The pattern is familiar. A new client says yes. You celebrate for about ten seconds. Then the emails start. You need their brand colors. They send a logo that is the wrong size. You ask about their target customer. They say they will check with their partner. Three weeks in, you are still piecing together the basics, and the client is wondering why things feel slow.
The problem is not the client. It is the moment you ask for information. Asking one question at a time, across multiple messages and calls, drags the start of the relationship into confusion. At Balay ni Bruno & Co., we fixed this with a single intake: one form that collects everything we need, in one sitting, before the work begins.
Why the Start Matters So Much
The first few weeks of a client relationship set the tone for everything after. When onboarding feels organized, clients relax. They trust that the team knows what it is doing. When onboarding feels scattered, clients start to second-guess the decision they just made, even if the eventual work turns out great.
Without a structured intake
- Send an email asking for brand guidelines
- Wait a few days, follow up
- Get a partial answer, ask the next question
- Piece together information from 6 different messages
- Start the actual work two to three weeks late
With a structured intake
- Send the intake link right after they sign
- Client fills it in their own time, answers save automatically
- You get everything in one notification
- First meeting is a real conversation, not a checklist
- Work starts on time, client feels cared for
What We Collect and Why
Our intake covers four areas. Each one feeds a specific part of the work that follows. Nothing is filler. Nothing is there because it looks thorough.

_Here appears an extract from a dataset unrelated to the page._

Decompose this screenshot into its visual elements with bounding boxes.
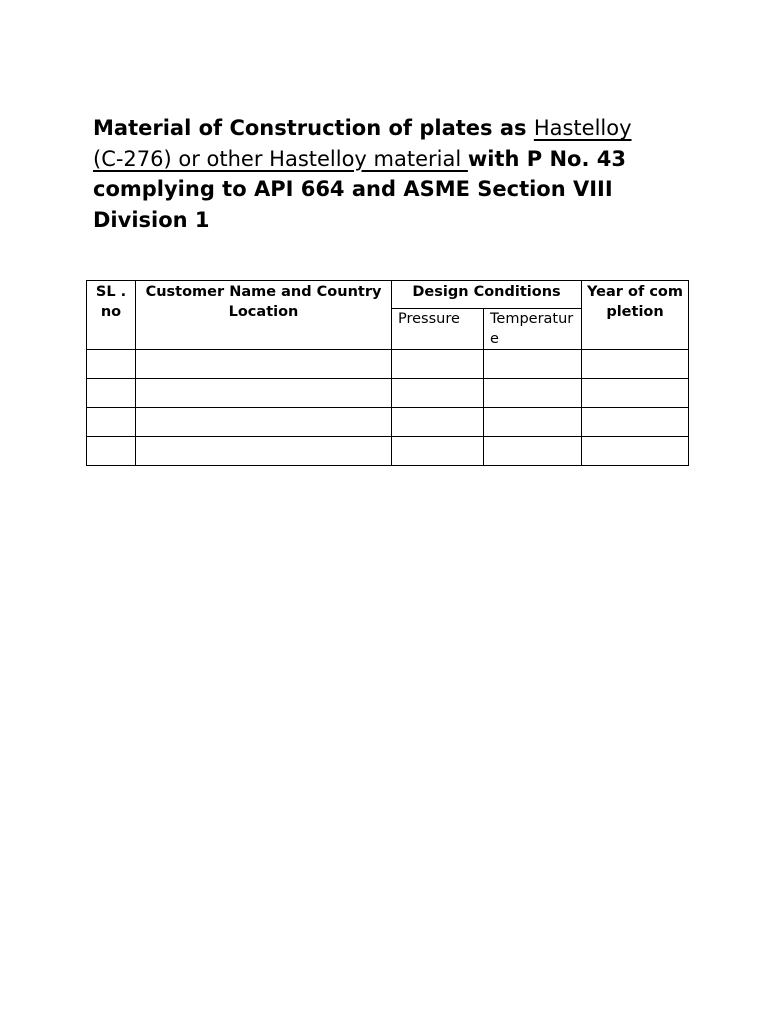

Their story, their proudest moment, the frustration that started the business. This is the soul of their brand. Everything we write or build for them draws from this section.
Sites they admire, colors that feel right, things they want to keep from their current brand, things they want gone. Design direction settled before the first revision request.
Who they love working with, who they are NOT for, and what a good outcome looks like for their customer. This shapes the copy, the tone, and the service framing.
Communication preferences, anything that is off-limits, and what success looks like six months from now. No surprises on either side.
One thing we tell every client: break the form into two or three sittings if you need to. Your answers save automatically. There is no pressure to do it in one go. This removes the most common reason people put a form off: it feels like a big task.
How It Runs on Our End
The intake lives on our own website, not on a third-party form tool. When a client submits, we get an email with every answer. Nothing lives in someone else's dashboard that we have to log into. No subscription just to receive a form.
We send the intake link the same day. One message, one link.
Answers save automatically so they can come back to it. No lost progress.
One email with everything. No follow-up questions needed before we start.
What This Replaces
Before we had a standard intake, we used a mix of free form tools and plain email. Each had a tradeoff. Forms on third-party tools do not carry your brand. Plain email threads get messy fast. Here is how the options compare for a typical service business.
Typical monthly cost of common form tools. a free form tool is free but generic. Our intake is free and fully on-brand because it lives on our own site.
The key difference with our approach is that the client sees our actual website design when they fill it in. It reinforces that they are working with a real studio, not just getting a link from a SaaS tool. The form itself is a touchpoint.
The intake answers do not just start the project. They feed the client's brand voice, the direction for their website, and the personality of any AI helper we set up for them. One form, multiple uses.
How This Fits Into a BBC Partnership
This intake is not a product on its own. It is part of how Balay ni Bruno & Co. runs every new client relationship. When you work with us, the intake goes out within a day of signing, you get a week or so to fill it in, and by the time we meet, we already know your brand well enough to have real conversations rather than orientation sessions.
Any service business can run the same approach. You do not need custom software. You need a clear list of what you actually need to know before the work starts, a place to collect it that feels professional, and a setup that emails you the answers automatically when someone submits.
Common Questions
What information should I collect when onboarding a new client?
The most useful intake covers four areas: who the client is and why their business exists, what they want their brand to feel like, who their customer is and what that customer needs, and any preferences for how you work together. Gathering all four in one sitting means you rarely have to go back and ask again.
Do I need expensive software to run a professional client intake?
No. A simple form hosted on your own website, with automatic email notifications when someone submits, is enough. It costs nothing extra beyond your existing website hosting and keeps every answer in one place you own. We built ours exactly this way.
What is the difference between a client questionnaire and a discovery call?
A questionnaire gathers the facts before any call happens, so the call itself is a real conversation rather than a checklist. The client gets time to think through their answers properly. You arrive to the meeting with context already in hand. Both together make onboarding faster and more thorough than either one alone.
Key Takeaways
- The first weeks of a client relationship set the tone. A structured intake makes that start feel professional and calm.
- Collect brand soul, site direction, customer profile, and working preferences in one form, not across ten emails.
- Auto-saving answers and a clear send-back message removes the main reason people delay filling out forms.
- Hosting the intake on your own website doubles as a brand touchpoint. It shows the quality of your work before the project even begins.
- The intake answers feed multiple things: project direction, brand voice, and any systems you build for the client.